What has happened between then and now? Are there more "bad things" likely to happen to a young person in today's world than the one in which I grew up? Sure, tragedies did occur and kids did get into trouble "back in my day", but that was just life. Now it appears as if everyone is always expecting the worst to occur at all times, and it's a national catastrophe when it does.
I meet the kids of my friends. Their days are scheduled to the teeth - huge days. School. Then usually soccer or swimming or gymnastics. Something that involves some huge energy. Then homework. I never had homework until middle school. Not ever. I don't know why we didn't, but we just didn't. Everything we needed to do we did in class. I can only assume, given what I read in the news, that a lot of class time must be used for other issue-based matters these days. Like grief counseling. Gun control. HPV vaccination discussions. Cell phone calls.
It must be so hard being a parent these days. It's not even 10 a.m. yet as I write this, and the television is saturated with material that is certainly not kid-friendly.
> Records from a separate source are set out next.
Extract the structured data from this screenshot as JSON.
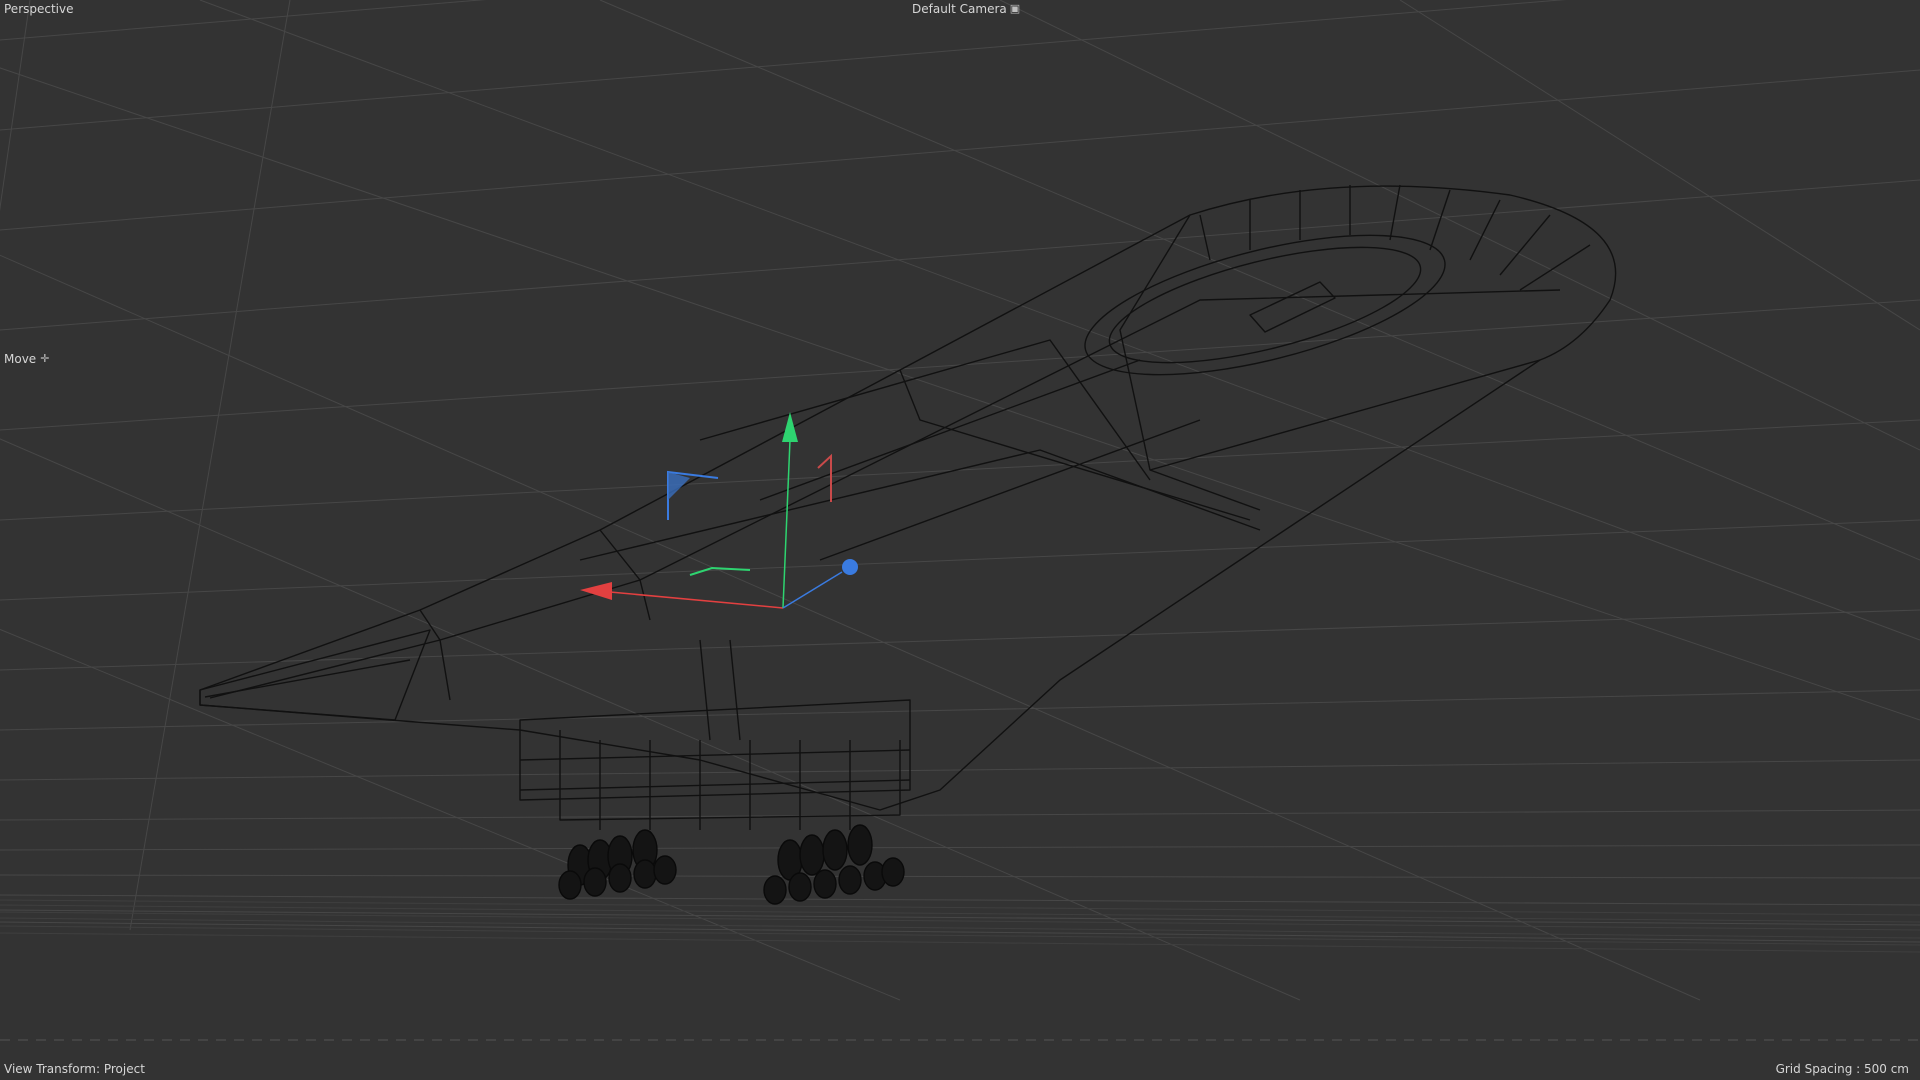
{
  "viewport": {
    "view_name": "Perspective",
    "camera_name": "Default Camera",
    "camera_icon": "camera-icon",
    "active_tool": "Move",
    "tool_icon": "move-icon",
    "view_transform": "View Transform: Project",
    "grid_spacing": "Grid Spacing : 500 cm"
  },
  "colors": {
    "background": "#333333",
    "grid": "#4a4a4a",
    "wireframe": "#0d0d0d",
    "axis_x": "#e34040",
    "axis_y": "#2ed470",
    "axis_z": "#3a7be0"
  }
}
If I'd run into something like The Maury Povich Show at the age of 8, I would have been one of those kids that sees something so shocking they stop talking for about ten years. Jeez, the old black & white Frankenstein movies sent me over the edge (although I loved them, of course), but to see the things - the real things - that show up indiscriminately all over the TV at all times - lipsuction procedures and morbidly obese toddlers - I'd be a neurotic, quivering mess. That was one of the disadvantages of the freedom I had during my own formative years - I developed a profoundly overactive imagination. My parents needn't have worried about "bad things" happening in my world - I worried enough about them myself. But I worried about things that were unlikely - decapitations and vampires and my dolls coming to life to take revenge if treated them unfairly. A brochure at the dentist's office convinced me I had childhood leukemia.
So while I'm thankful that my childhood world was one created mostly by my own spontaneity - the only scheduled activity I can recall was a weekly piano lesson - and even that occurred during the lunch hour during the school week - I grew up to encounter a world that comprises all the things I feared were out there, and much worse, anyway.
Knitting helps. And lots of garlic bagel bites. For the vampires.